“Our club wishes to discuss her contributions to American literature.”
Now the Brown family has been active in letters, from Charles Brockden down to Alice, but no one seems to know of Susanna H. The librarian contrived to put off the matter until she could make some investigations of her own, but, all the resources of the central reference room proving unequal to the task, she timidly asked the clubwoman, at her next visit, to solve the problem.
“Oh, we don’t know who Susanna H. Brown was; that is why we came to you for information!”
“But where did you find the name?”
“Well, I don’t know exactly; but one of our members, in a conversation with some one who knows a lot about literature—I forget just who it was—was told that Susanna H. Brown had rendered noteworthy services to American literature. We’ve got to find out, for her name is already printed on the programme!”
I don’t know what was said of Miss, or Mrs.
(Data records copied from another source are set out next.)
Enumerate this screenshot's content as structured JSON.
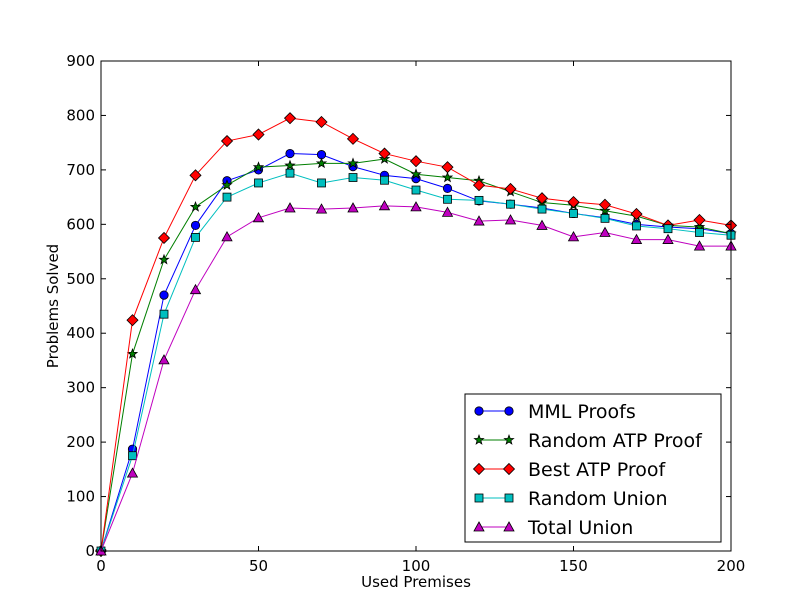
{
  "chart_data": {
    "type": "line",
    "title": "",
    "xlabel": "Used Premises",
    "ylabel": "Problems Solved",
    "xlim": [
      0,
      200
    ],
    "ylim": [
      0,
      900
    ],
    "xticks": [
      0,
      50,
      100,
      150,
      200
    ],
    "yticks": [
      0,
      100,
      200,
      300,
      400,
      500,
      600,
      700,
      800,
      900
    ],
    "grid": false,
    "legend_position": "lower-right",
    "x": [
      0,
      10,
      20,
      30,
      40,
      50,
      60,
      70,
      80,
      90,
      100,
      110,
      120,
      130,
      140,
      150,
      160,
      170,
      180,
      190,
      200
    ],
    "series": [
      {
        "name": "MML Proofs",
        "color": "#0000ff",
        "marker": "circle",
        "values": [
          0,
          187,
          470,
          598,
          680,
          700,
          730,
          728,
          706,
          690,
          684,
          666,
          643,
          637,
          630,
          620,
          612,
          600,
          595,
          592,
          583
        ]
      },
      {
        "name": "Random ATP Proof",
        "color": "#007f00",
        "marker": "star",
        "values": [
          0,
          362,
          535,
          632,
          672,
          705,
          708,
          712,
          712,
          720,
          692,
          686,
          680,
          660,
          640,
          635,
          625,
          615,
          598,
          595,
          583
        ]
      },
      {
        "name": "Best ATP Proof",
        "color": "#ff0000",
        "marker": "diamond",
        "values": [
          0,
          424,
          575,
          690,
          753,
          765,
          795,
          788,
          757,
          730,
          716,
          705,
          672,
          665,
          648,
          641,
          636,
          619,
          598,
          608,
          598
        ]
      },
      {
        "name": "Random Union",
        "color": "#00bfbf",
        "marker": "square",
        "values": [
          0,
          175,
          435,
          576,
          650,
          676,
          694,
          676,
          686,
          681,
          663,
          646,
          644,
          637,
          628,
          620,
          611,
          597,
          592,
          585,
          580
        ]
      },
      {
        "name": "Total Union",
        "color": "#bf00bf",
        "marker": "triangle",
        "values": [
          0,
          143,
          351,
          480,
          577,
          612,
          630,
          628,
          630,
          634,
          632,
          622,
          606,
          608,
          598,
          577,
          585,
          572,
          572,
          560,
          560
        ]
      }
    ]
  }
}
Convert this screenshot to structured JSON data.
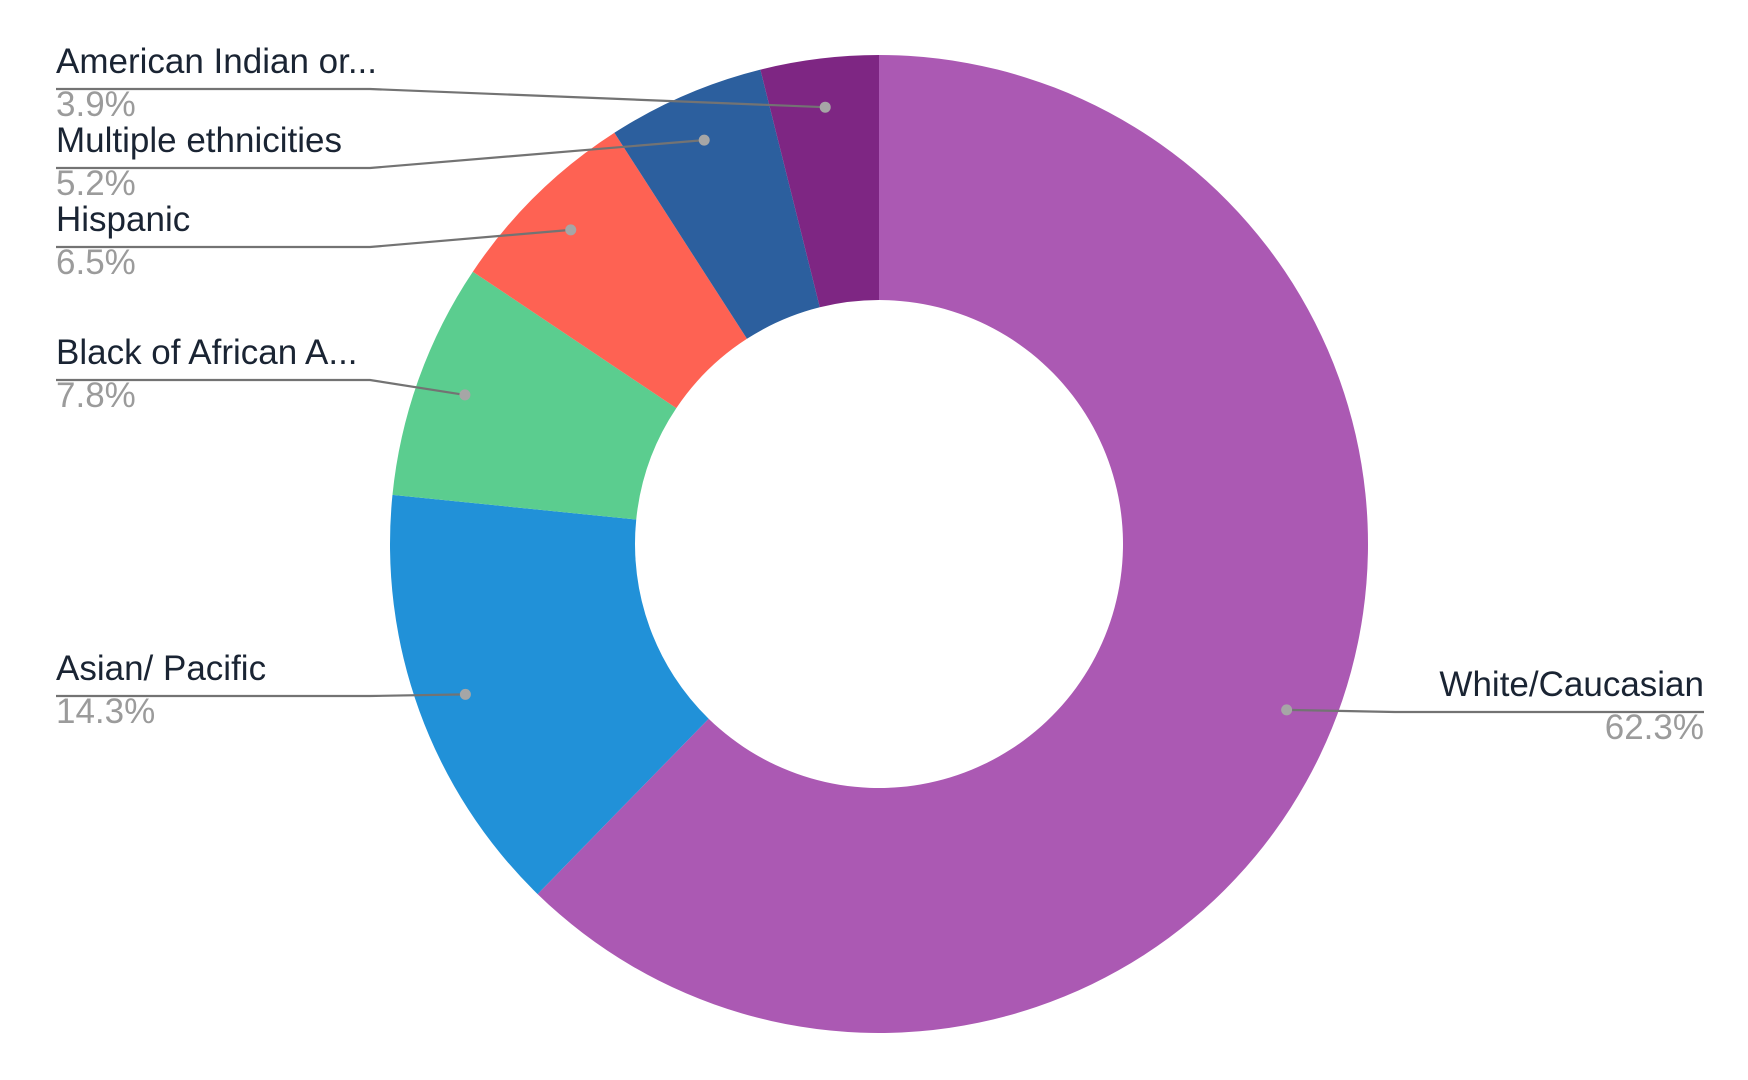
{
  "chart_data": {
    "type": "pie",
    "donut": true,
    "legend": "labels-with-leader-lines",
    "slices": [
      {
        "label": "White/Caucasian",
        "value": 62.3,
        "display": "62.3%",
        "color": "#ab59b3"
      },
      {
        "label": "Asian/ Pacific",
        "value": 14.3,
        "display": "14.3%",
        "color": "#2191d8"
      },
      {
        "label": "Black of African A...",
        "value": 7.8,
        "display": "7.8%",
        "color": "#5bcd8f"
      },
      {
        "label": "Hispanic",
        "value": 6.5,
        "display": "6.5%",
        "color": "#fe6253"
      },
      {
        "label": "Multiple ethnicities",
        "value": 5.2,
        "display": "5.2%",
        "color": "#2c5f9e"
      },
      {
        "label": "American Indian or...",
        "value": 3.9,
        "display": "3.9%",
        "color": "#7e2683"
      }
    ]
  }
}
Brown at the meeting; but my opinion is that this particular item on the programme had to be omitted.
Another lady entered a library abruptly and said “I want your books on China.”
“Do you mean the country of that name? or are you looking up porcelain?”
First perplexity and then dismay spread over the lady’s face. “Why, I don’t know,” she faltered. “The program just said China!”
A university professor was once asked by one of these program committees for a list of references on German folklore—a subject to which it had decided that its club should devote the current season. The list, as furnished, proved rather stiff, and the astonished professor received forthwith the following epistle (quoted from memory):
“DEAR PROFESSOR—
“Thank you so much for the folk-lore; but we have changed our minds and have decided to study the Chicago Drainage Canal instead.”
This hap-hazard method of programme-making is not confined to club papers, as the following anecdote will show:
An officer of a woman’s club entered a library and said that she thought it would be nice to vary the usual literary programme by the introduction of story-telling, and she asked for aid from the library staff. It was a busy season and as the librarian hesitated the clubwoman added hastily that the whole programme need not occupy more than half an hour. “We want the very simplest things, told in a few words, so that it will really be no trouble at all.”
Pressed to be more specific, she went on: “Well—no story must take more than three minutes, and we want Little Nell, Louis IX, Moses in the Bulrushes, the Princes in the Tower, Cinderella, Jack and the Bean Stalk, the Holy Night and Louis XI.
“You see that allowing three minutes apiece would bring them all within twenty-four minutes—less than half an hour, just as I said.
“And—oh, yes! we want the storyteller to sit on a platform, and just in front of her we will pose a group of little girls, all in white frocks. Won’t that be nice?”